Mid-summer progress report:
I’ve been engaged in some reading and rereading in anticipation of getting started on the third chapter of the book project, which will chiefly consist of readings of Cabeza de Vaca as he presents himself in Castaways and Cooper’s Natty Bumppo in The Last of the Mohicans and The Prairie. I have also been editing the preface, the Columbus chapter, and the Faulkner and Amado chapter with the goals of trying to tighten up the writing. Finally and most significantly, in the Columbus chapter I’ve incorporated an argument about the Baroque that you’ll see in this post.
A while back, I wrote in this post about Foucault’s reticence as to the causes of the shifts in ideas about language and space that are his subjects in, respectively, The Order of Things and “Of Other Spaces.” For Foucault, the Baroque is the aesthetic of those shifts, but he seems deeply suspicious of it, if not actively dismissive of it: in it, “[s]imilitude is no longer the form of knowledge but rather the occasion of error, the danger to which one exposes oneself when one does not examine the obscure region of confusions” (The Order of Things, 51). Anyway, while in that earlier post I name the Encounter as the cause of those shifts Foucault describes, in the excerpt below I develop that more fully with an assist from Cuban novelist and theorist Severo Sarduy’s essay “Baroque Cosmology: Kepler” (found in Baroque New Worlds, one of the titles I mentioned here). I think this excerpt is pretty self-contained; just in case, though, “Carpentier” refers to Cuban writer Alejo Carpentier’s essay “Problemática de la actual novela latinoamericana, and “Benítez-Rojo” refers to Antonio Benítez-Rojo’s book The Repeating Island: The Caribbean and the Postmodern Perspective.
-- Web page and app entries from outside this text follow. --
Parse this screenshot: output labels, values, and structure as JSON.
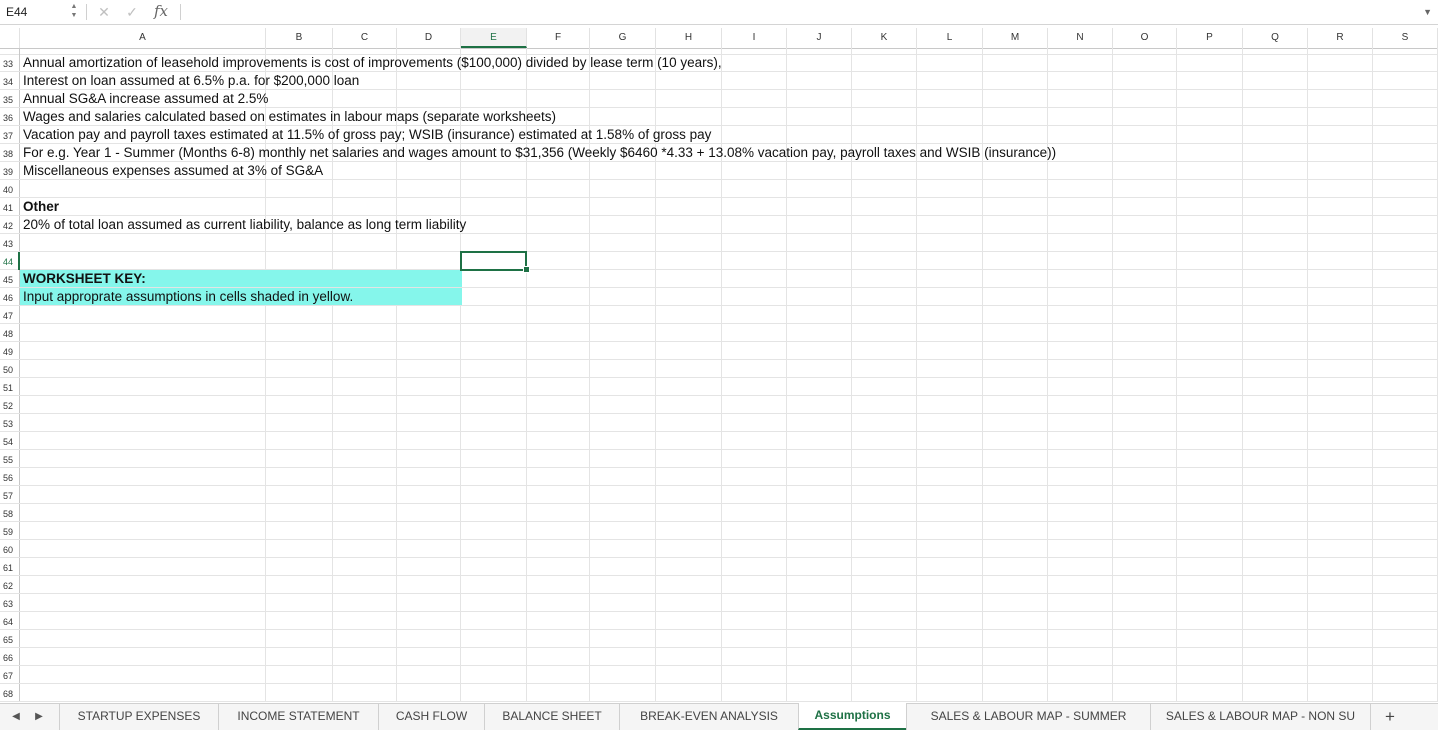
{
  "formula_bar": {
    "cell_ref": "E44",
    "cancel_symbol": "✕",
    "confirm_symbol": "✓",
    "fx_label": "fx",
    "content": ""
  },
  "columns": [
    "A",
    "B",
    "C",
    "D",
    "E",
    "F",
    "G",
    "H",
    "I",
    "J",
    "K",
    "L",
    "M",
    "N",
    "O",
    "P",
    "Q",
    "R",
    "S"
  ],
  "active_column": "E",
  "rows": [
    {
      "num": "33",
      "text": "Annual amortization of leasehold improvements is cost of improvements ($100,000) divided by lease term (10 years),",
      "bold": false
    },
    {
      "num": "34",
      "text": "Interest on loan assumed at 6.5% p.a. for $200,000 loan",
      "bold": false
    },
    {
      "num": "35",
      "text": "Annual SG&A increase assumed at 2.5%",
      "bold": false
    },
    {
      "num": "36",
      "text": "Wages and salaries calculated based on estimates in labour maps (separate worksheets)",
      "bold": false
    },
    {
      "num": "37",
      "text": "Vacation pay and payroll taxes estimated at 11.5% of gross pay; WSIB (insurance) estimated at 1.58% of gross pay",
      "bold": false
    },
    {
      "num": "38",
      "text": "For e.g. Year 1 - Summer (Months 6-8) monthly net salaries and wages amount to $31,356 (Weekly $6460 *4.33 + 13.08% vacation pay, payroll taxes and WSIB (insurance))",
      "bold": false
    },
    {
      "num": "39",
      "text": "Miscellaneous expenses assumed at 3% of SG&A",
      "bold": false
    },
    {
      "num": "40",
      "text": "",
      "bold": false
    },
    {
      "num": "41",
      "text": "Other",
      "bold": true
    },
    {
      "num": "42",
      "text": "20% of total loan assumed as current liability, balance as long term liability",
      "bold": false
    },
    {
      "num": "43",
      "text": "",
      "bold": false
    },
    {
      "num": "44",
      "text": "",
      "bold": false
    },
    {
      "num": "45",
      "text": "WORKSHEET KEY:",
      "bold": true
    },
    {
      "num": "46",
      "text": "Input approprate assumptions in cells shaded in yellow.",
      "bold": false
    },
    {
      "num": "47",
      "text": "",
      "bold": false
    },
    {
      "num": "48",
      "text": "",
      "bold": false
    },
    {
      "num": "49",
      "text": "",
      "bold": false
    },
    {
      "num": "50",
      "text": "",
      "bold": false
    },
    {
      "num": "51",
      "text": "",
      "bold": false
    },
    {
      "num": "52",
      "text": "",
      "bold": false
    },
    {
      "num": "53",
      "text": "",
      "bold": false
    },
    {
      "num": "54",
      "text": "",
      "bold": false
    },
    {
      "num": "55",
      "text": "",
      "bold": false
    },
    {
      "num": "56",
      "text": "",
      "bold": false
    },
    {
      "num": "57",
      "text": "",
      "bold": false
    },
    {
      "num": "58",
      "text": "",
      "bold": false
    },
    {
      "num": "59",
      "text": "",
      "bold": false
    },
    {
      "num": "60",
      "text": "",
      "bold": false
    },
    {
      "num": "61",
      "text": "",
      "bold": false
    },
    {
      "num": "62",
      "text": "",
      "bold": false
    },
    {
      "num": "63",
      "text": "",
      "bold": false
    },
    {
      "num": "64",
      "text": "",
      "bold": false
    },
    {
      "num": "65",
      "text": "",
      "bold": false
    },
    {
      "num": "66",
      "text": "",
      "bold": false
    },
    {
      "num": "67",
      "text": "",
      "bold": false
    },
    {
      "num": "68",
      "text": "",
      "bold": false
    }
  ],
  "active_row": "44",
  "highlight_color": "#85f6eb",
  "accent_color": "#1e7145",
  "sheet_tabs": [
    {
      "label": "STARTUP EXPENSES",
      "active": false
    },
    {
      "label": "INCOME STATEMENT",
      "active": false
    },
    {
      "label": "CASH FLOW",
      "active": false
    },
    {
      "label": "BALANCE SHEET",
      "active": false
    },
    {
      "label": "BREAK-EVEN ANALYSIS",
      "active": false
    },
    {
      "label": "Assumptions",
      "active": true
    },
    {
      "label": "SALES & LABOUR MAP - SUMMER",
      "active": false
    },
    {
      "label": "SALES & LABOUR MAP - NON SU",
      "active": false
    }
  ],
  "tab_nav": {
    "prev": "◀",
    "next": "▶",
    "add": "+"
  }
}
I am hopeful that someone out there in the Interwebs who knows more than I do about Foucault and/or Sarduy will bump into this and leave a comment. Thanks in advance.
[The] dynamism inherent in this New World Baroque as described by Carpentier gives us some insight into his response to his argument that this hemisphere’s lack of a style conveys well the truths of this region. Moreover, other writers and critics likewise, in their own ways, either name the dilemma(s) New World writers encounter, or name it/them and then propose ways of framing New World experience similar to Carpentier’s own solution and his rationale for it. That solution lies not so much in postmodernism’s lack of a center and distrust of Grand Narratives but, rather, in the Baroque’s honoring of dynamism, its lack of fixedness, which creates a space within which the interactions of cultures and the land provide a common ground for this hemisphere’s writers.